In an acute-angled triangle ABC, the heights of AA1 and BB1 intersect at point O, a) prove that angle BAO
In an acute-angled triangle ABC, the heights of AA1 and BB1 intersect at point O, a) prove that angle BAO = angle BCO b) find the angles of triangle ABC if angle BCO = 28 degrees, and angle ABB1 = 44 degrees
Let’s build the height CC1.
By the property of the heights of the triangle, they intersect at one point, then CC1 passes through point O.
In right-angled triangles AA1B and CC1B, angle B is common.
The sum of the angles (ABA1 + A1AB) = (CBC1 + C1CB) = 90.

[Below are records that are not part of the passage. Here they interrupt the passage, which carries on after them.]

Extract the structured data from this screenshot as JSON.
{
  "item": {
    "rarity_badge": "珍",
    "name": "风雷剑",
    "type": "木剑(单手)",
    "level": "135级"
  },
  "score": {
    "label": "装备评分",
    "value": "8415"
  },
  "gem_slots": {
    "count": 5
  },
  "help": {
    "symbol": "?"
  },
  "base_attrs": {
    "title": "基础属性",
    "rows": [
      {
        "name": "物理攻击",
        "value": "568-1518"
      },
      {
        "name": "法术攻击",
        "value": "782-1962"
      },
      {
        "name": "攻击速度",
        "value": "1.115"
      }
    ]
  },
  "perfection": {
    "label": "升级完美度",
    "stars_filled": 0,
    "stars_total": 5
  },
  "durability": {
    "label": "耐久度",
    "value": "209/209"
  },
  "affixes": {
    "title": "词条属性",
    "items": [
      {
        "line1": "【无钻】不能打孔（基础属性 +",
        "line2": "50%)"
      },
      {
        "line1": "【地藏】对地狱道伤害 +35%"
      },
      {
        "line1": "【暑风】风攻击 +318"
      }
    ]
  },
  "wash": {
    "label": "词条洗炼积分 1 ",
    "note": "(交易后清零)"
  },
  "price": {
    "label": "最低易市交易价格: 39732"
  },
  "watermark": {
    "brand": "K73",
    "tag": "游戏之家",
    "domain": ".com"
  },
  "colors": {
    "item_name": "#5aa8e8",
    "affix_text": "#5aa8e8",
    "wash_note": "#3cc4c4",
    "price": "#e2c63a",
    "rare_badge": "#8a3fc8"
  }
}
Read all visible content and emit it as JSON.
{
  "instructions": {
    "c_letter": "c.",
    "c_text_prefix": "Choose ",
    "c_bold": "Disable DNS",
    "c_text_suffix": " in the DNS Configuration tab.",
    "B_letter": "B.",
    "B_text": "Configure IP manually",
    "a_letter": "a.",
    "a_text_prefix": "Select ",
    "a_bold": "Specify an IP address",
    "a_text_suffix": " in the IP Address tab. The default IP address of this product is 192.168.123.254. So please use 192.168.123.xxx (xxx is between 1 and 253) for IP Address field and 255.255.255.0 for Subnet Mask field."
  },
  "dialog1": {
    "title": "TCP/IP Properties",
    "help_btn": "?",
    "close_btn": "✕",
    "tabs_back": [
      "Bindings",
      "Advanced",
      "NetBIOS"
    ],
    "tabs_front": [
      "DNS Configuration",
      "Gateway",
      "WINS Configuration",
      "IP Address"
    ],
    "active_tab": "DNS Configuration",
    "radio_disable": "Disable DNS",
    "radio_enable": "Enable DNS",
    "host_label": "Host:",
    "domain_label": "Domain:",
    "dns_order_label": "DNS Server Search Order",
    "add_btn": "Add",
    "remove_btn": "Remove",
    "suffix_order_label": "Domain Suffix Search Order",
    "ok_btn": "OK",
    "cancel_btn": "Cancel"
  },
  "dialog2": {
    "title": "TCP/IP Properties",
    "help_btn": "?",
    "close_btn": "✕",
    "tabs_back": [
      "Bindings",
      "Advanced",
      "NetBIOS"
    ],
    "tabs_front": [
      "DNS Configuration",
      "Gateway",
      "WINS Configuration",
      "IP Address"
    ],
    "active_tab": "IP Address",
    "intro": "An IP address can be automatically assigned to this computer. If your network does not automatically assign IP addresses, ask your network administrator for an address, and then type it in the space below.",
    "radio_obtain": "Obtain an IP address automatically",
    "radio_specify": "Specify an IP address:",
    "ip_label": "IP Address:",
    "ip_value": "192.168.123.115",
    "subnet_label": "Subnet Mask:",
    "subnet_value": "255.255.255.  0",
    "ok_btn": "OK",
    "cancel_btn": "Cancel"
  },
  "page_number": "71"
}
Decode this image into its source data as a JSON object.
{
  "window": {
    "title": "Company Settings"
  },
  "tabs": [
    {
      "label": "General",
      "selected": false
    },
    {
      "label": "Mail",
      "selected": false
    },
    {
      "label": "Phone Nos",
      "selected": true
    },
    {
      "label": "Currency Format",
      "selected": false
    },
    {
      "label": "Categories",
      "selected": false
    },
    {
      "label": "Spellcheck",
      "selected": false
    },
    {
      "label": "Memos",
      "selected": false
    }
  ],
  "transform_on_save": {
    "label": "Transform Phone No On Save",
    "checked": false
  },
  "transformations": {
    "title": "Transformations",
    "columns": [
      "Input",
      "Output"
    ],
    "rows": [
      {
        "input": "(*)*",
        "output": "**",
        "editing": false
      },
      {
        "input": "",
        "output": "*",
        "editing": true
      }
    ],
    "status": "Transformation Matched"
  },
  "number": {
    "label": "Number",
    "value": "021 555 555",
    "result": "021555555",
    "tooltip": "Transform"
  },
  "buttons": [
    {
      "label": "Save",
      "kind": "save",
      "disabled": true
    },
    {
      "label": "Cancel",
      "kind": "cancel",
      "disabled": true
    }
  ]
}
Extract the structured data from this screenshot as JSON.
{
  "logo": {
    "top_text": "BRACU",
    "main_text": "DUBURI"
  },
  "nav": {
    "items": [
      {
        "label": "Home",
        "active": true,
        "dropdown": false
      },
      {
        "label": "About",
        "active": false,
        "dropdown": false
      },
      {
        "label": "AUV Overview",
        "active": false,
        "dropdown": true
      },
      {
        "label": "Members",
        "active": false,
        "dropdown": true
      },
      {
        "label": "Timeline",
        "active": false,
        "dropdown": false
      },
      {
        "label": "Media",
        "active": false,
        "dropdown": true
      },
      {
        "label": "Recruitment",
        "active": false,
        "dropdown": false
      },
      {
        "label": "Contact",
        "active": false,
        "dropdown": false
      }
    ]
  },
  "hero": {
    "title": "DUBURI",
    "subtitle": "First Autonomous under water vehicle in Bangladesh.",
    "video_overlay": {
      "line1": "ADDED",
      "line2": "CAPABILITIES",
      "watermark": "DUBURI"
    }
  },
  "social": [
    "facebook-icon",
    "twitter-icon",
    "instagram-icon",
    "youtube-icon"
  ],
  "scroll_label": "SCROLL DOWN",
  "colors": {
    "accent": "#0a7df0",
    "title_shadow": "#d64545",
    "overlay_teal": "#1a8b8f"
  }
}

Since the angles ABA1 = CBC1, then the angle A1AB = C1CB, which was required to prove.
In a right-angled triangle ABB1, we determine the value of the angle BAB1.
Angle BAB1 = (90 – 44) = 46.
We have proved that angle ABA1 = BCC1, angle BAA1 = 28, then angle A1AC = BAA1 – BAA1 = 46 – 28 = 18.
Then in a right-angled triangle АА1С the angle АСА1 = 90 – 18 = 72.
Then the angle ABC = (180 – 46 – 72) = 62.
Answer: The angles of the triangle ABC are equal to 46, 72, 62.